La police du Grand Sudbury confirme avoir reçu une plainte concernant l'inscription « SKODEN » qui se trouve depuis quelques jours sur le vieux château d'eau de la rue Pearl dans le Grand Sudbury.

La structure emblématique de la ville du nickel est gérée, depuis la mi-2016, par la compagnie Sudbury Wolves Sports & Entertainment (SWSE) de l’homme d’affaires Dario Zulich.

Elle sert depuis plusieurs années d’espace publicitaire.

La police dit mener une enquête à ce sujet et demande à toute personne qui aurait été témoin d’activité suspicieuse autour de la structure de communiquer avec elle.

L'organisation a d'ailleurs confirmé l'incident par voie de communiqué. Elle ajoute que « la propriété est bloquée et verrouillée en tout temps ».

Qu'en est-il du terme « SKODEN » ?

Selon le dictionnaire urbain sur Internet, « SKODEN » est une forme populaire de l’expression anglais « Let’s go then » (allons-y, alors).

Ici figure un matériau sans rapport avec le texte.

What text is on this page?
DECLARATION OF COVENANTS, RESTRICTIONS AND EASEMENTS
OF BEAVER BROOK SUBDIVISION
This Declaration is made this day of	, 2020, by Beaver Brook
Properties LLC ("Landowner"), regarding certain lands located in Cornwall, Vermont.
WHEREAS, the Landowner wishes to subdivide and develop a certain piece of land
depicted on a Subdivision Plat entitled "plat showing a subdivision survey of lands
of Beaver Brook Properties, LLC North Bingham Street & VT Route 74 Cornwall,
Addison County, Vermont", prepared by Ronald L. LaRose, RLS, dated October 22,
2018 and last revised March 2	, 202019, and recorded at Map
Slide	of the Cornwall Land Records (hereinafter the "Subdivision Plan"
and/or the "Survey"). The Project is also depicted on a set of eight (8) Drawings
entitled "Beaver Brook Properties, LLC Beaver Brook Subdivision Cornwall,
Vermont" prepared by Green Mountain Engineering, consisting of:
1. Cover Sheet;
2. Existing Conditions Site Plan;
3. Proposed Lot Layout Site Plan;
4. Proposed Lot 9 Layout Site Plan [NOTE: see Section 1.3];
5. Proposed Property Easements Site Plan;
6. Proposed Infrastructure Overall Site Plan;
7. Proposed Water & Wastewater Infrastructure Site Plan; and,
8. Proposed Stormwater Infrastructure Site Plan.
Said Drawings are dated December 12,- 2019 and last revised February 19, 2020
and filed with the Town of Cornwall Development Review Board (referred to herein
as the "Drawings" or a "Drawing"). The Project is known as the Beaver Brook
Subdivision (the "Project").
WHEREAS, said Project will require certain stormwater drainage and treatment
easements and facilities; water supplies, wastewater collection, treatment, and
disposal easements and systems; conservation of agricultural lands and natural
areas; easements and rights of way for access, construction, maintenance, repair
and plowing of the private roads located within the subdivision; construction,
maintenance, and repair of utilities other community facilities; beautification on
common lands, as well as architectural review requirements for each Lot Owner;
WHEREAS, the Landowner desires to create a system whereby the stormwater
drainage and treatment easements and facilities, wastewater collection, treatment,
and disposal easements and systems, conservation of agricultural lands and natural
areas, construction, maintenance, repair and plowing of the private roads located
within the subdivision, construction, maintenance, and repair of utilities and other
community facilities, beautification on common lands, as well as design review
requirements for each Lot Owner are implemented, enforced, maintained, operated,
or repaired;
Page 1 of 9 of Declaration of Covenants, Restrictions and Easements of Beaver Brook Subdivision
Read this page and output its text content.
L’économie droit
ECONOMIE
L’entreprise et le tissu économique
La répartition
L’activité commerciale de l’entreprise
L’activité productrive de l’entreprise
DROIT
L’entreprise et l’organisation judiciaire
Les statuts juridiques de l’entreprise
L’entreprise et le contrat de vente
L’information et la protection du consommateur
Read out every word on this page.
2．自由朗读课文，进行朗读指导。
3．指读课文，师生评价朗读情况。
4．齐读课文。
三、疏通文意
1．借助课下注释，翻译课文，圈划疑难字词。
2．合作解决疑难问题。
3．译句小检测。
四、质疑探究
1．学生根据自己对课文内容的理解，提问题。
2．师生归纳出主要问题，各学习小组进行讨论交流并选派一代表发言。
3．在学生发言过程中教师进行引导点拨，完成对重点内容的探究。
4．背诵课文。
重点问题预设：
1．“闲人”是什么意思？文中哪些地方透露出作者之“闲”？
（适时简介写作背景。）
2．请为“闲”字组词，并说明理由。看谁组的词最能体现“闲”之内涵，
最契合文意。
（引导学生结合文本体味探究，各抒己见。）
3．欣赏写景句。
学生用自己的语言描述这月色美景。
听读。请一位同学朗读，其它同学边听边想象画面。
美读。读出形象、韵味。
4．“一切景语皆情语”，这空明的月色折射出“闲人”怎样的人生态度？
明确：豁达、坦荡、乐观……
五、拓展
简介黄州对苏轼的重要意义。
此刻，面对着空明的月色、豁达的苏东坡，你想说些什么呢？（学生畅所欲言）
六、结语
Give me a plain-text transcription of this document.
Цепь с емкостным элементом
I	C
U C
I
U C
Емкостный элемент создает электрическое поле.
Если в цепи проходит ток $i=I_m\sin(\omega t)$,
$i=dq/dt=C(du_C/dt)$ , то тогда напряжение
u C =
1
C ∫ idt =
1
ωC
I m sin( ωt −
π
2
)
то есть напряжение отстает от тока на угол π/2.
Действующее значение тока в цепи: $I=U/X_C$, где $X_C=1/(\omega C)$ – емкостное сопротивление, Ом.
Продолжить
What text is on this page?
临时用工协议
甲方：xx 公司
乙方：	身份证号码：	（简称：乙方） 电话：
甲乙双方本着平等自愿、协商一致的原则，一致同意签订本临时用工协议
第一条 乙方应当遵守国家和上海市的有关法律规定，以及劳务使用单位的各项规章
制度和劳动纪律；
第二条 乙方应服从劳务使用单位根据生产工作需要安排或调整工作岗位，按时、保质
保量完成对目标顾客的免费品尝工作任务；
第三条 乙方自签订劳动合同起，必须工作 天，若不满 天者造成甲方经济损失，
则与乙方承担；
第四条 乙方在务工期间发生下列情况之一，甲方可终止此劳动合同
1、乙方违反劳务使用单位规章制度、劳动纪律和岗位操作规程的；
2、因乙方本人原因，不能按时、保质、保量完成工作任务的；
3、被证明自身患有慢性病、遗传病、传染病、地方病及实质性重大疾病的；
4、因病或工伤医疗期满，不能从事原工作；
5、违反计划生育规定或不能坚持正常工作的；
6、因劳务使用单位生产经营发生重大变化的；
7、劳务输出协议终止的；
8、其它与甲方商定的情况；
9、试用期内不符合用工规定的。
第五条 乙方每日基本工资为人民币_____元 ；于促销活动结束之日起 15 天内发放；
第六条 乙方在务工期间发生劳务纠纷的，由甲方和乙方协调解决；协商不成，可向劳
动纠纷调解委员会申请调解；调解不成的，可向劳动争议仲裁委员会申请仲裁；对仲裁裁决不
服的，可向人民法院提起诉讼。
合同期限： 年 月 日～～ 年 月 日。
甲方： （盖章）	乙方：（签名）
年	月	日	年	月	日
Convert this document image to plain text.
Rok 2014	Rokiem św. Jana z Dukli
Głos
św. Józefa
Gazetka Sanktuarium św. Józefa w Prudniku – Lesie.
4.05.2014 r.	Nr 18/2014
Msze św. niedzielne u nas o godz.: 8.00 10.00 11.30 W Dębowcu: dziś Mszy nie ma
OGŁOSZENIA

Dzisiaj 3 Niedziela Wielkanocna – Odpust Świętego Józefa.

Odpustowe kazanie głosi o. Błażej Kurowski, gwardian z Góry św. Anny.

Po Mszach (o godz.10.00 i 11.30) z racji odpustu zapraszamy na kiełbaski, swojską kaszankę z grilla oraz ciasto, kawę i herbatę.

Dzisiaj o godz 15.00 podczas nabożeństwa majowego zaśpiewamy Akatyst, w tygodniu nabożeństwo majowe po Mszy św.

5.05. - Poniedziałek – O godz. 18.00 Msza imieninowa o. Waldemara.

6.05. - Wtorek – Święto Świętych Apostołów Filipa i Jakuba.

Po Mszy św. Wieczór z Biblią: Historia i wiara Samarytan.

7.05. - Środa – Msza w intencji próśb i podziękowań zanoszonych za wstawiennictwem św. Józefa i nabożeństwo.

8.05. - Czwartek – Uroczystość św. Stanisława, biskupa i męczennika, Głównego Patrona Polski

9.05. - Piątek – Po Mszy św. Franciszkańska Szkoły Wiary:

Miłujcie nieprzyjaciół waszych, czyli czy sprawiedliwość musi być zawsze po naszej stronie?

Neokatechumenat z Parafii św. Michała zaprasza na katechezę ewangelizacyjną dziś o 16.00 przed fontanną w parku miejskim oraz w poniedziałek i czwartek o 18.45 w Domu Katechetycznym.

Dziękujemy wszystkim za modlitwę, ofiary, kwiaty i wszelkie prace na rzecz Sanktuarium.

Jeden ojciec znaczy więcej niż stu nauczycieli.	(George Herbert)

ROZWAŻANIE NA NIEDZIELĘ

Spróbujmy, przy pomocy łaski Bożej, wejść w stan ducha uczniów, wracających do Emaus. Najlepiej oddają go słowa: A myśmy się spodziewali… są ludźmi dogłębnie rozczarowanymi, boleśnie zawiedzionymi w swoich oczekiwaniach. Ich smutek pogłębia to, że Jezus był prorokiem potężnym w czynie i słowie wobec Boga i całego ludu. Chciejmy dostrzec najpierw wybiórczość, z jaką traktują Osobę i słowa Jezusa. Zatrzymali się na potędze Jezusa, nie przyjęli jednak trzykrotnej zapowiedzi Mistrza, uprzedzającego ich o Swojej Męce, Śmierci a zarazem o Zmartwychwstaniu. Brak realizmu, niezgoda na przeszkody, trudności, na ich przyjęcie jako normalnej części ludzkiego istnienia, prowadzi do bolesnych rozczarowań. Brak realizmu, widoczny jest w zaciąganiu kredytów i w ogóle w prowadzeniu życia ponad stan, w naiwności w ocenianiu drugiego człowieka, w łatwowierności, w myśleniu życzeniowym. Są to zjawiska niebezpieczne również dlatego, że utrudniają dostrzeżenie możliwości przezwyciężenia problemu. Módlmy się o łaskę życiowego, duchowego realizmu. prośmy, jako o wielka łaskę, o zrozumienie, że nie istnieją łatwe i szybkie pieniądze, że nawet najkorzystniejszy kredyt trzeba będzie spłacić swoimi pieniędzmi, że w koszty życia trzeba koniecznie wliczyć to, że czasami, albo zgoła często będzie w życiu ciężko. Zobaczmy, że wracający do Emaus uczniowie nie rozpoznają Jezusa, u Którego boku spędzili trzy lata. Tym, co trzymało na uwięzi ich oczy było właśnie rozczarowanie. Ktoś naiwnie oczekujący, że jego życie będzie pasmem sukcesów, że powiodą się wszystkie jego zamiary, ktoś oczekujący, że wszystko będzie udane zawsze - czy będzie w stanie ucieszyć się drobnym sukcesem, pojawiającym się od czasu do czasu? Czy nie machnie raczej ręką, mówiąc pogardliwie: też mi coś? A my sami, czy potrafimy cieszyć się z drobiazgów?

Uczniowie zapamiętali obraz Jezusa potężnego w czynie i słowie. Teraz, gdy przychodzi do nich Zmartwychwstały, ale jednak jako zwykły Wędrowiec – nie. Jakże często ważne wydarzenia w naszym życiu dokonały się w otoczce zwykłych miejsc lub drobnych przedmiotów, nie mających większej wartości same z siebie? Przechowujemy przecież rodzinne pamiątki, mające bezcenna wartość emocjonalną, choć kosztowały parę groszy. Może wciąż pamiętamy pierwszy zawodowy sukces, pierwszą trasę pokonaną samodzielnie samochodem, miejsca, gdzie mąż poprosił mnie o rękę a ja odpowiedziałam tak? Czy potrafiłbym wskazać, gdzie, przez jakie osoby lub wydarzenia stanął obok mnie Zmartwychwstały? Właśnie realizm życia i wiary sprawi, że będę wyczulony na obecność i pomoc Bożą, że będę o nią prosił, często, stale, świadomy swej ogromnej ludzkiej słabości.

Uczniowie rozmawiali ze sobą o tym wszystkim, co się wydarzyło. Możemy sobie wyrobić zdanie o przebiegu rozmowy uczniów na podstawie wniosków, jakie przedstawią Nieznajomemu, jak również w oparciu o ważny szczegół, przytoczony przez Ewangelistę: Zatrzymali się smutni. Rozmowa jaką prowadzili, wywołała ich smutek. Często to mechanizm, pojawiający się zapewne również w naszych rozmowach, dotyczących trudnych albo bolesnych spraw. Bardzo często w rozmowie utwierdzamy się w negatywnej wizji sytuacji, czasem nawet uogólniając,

Si le terme est dérivé de l’anglais, l’artiste visuel ojibwé Curtis Kagige basé à Sudbury, indique qu’il est fortement populaire au sein des communautés autochtones.

C’est un mouvement, une idée, un appel à faire tout ce qu’on peut pour concrétiser une idée qu’on a, avance-t-il.

SKODEN est aussi le titre d’une chanson du duo de rappeurs autochtones Snotty Nose Rez Kids établi à Vancouver.

Les interprètes y expriment notamment leur désaccord envers le premier ministre canadien Justin Trudeau quant à son appui au projet de pipeline Trans Mountain.

Le titre s’est mérité une place dans le palmarès des 100 meilleures chansons canadiennes de 2017 de la CBC.

Je pense que le message de la personne qui a écrit ça est d’autochtoniser la communauté, de lui faire prendre conscience de nos projets, d’essayer d’avoir plus d’action communautaire.

Curtis Kagige, artiste ojibwé

Il ajoute que « voir un tel message placé aussi haut que sur le château d’eau, comme toute oeuvre d’art bien conçue, donne envie de s’arrêter et de penser à sa propre réalité ».